Tom was singing the melody of our Kyrie hymn that we sang a
few minutes ago, a Kyrie that has been used in the Slavic churches, in
particular. We had sung the hymn through the season of Lent one year when we
were together in Eau Claire.
As Tom sang, I filled in the words:
Your heart, O God, is grieved, we
know
by ev’ry evil, ev’ry woe . . .
These are the words Tom was especially groping for:
. . . upon your cross-forsaken Son,
our death is laid, and peace is won.
Yesterday’s Duluth
News Tribune reported that Amy Senser will be out of jail on work release
beginning next month. She was the driver of the vehicle that struck and killed
a 38-year-old man on an exit ramp off I-94 in the Cities in 2011. The man’s car
had run out of gas. It was dark. The ramp was narrow.

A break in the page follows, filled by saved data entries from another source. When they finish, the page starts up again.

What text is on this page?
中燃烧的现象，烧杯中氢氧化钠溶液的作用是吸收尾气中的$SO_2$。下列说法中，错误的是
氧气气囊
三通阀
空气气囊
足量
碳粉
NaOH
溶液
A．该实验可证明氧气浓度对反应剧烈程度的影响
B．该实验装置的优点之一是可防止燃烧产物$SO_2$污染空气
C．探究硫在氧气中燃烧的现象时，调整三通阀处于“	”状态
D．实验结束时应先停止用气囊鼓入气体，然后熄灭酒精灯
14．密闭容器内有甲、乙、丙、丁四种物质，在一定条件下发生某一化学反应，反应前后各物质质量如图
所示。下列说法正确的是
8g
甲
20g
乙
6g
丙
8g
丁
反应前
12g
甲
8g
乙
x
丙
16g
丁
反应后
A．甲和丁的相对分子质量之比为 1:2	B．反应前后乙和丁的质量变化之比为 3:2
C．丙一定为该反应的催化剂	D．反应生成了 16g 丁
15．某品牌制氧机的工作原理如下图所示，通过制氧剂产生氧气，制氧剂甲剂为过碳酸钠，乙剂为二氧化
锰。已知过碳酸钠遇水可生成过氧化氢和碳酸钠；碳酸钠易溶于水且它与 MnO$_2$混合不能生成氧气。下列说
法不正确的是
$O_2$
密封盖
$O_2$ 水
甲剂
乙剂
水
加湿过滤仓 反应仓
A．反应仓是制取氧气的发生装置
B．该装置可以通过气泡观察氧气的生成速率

Senser expressed deep regret over what happened. She apologized
to the parents of the man who died. She had the man’s name tattooed on her body
so as never to forget.
There is no end to the “what-ifs” in a situation like this.
“What if Senser had been more attentive? What if the victim had not allowed his
vehicle to run out of gas? What if the civil engineer who designed the ramp had
allowed more room? What if the highway department had provided better lighting
for night driving?”
How do we find meaning in reckless death? How do we find
meaning in a death like my friend Tom’s.
When Tom called me, he wasn’t asking “Why?” Perhaps he had
gone beyond that. Perhaps he had never asked that question. But he was groping
for the words to that hymn:
. . . upon your cross-forsaken Son,
our death is laid, and peace is won.
Tom was groping for meaning in his death.
Our choices have consequences. Some of the consequences are
minor, even insignificant. But other consequences can be tragic, catastrophic.
During the season of Lent, we often talk about “giving
something up.” One man I talked with on Thursday is giving up Diet Coke during
Lent. He’s quite addicted to it, and he said that giving it up is for him a
daily reminder of the sacrifice Jesus made for us.
I like to think of Lent as a time to embrace more deeply the
practices of the faith. On Ash Wednesday, we were invited to embrace the
disciplines of Lent: self-examination and repentance, prayer and fasting,
sacrificial giving and works of love.
In light of our texts for today, what if we more
intentionally considered the consequences of the decisions we make. How will
our decisions affect those around us? How will our decisions affect the
environment? How will our decisions reflect the love of Christ?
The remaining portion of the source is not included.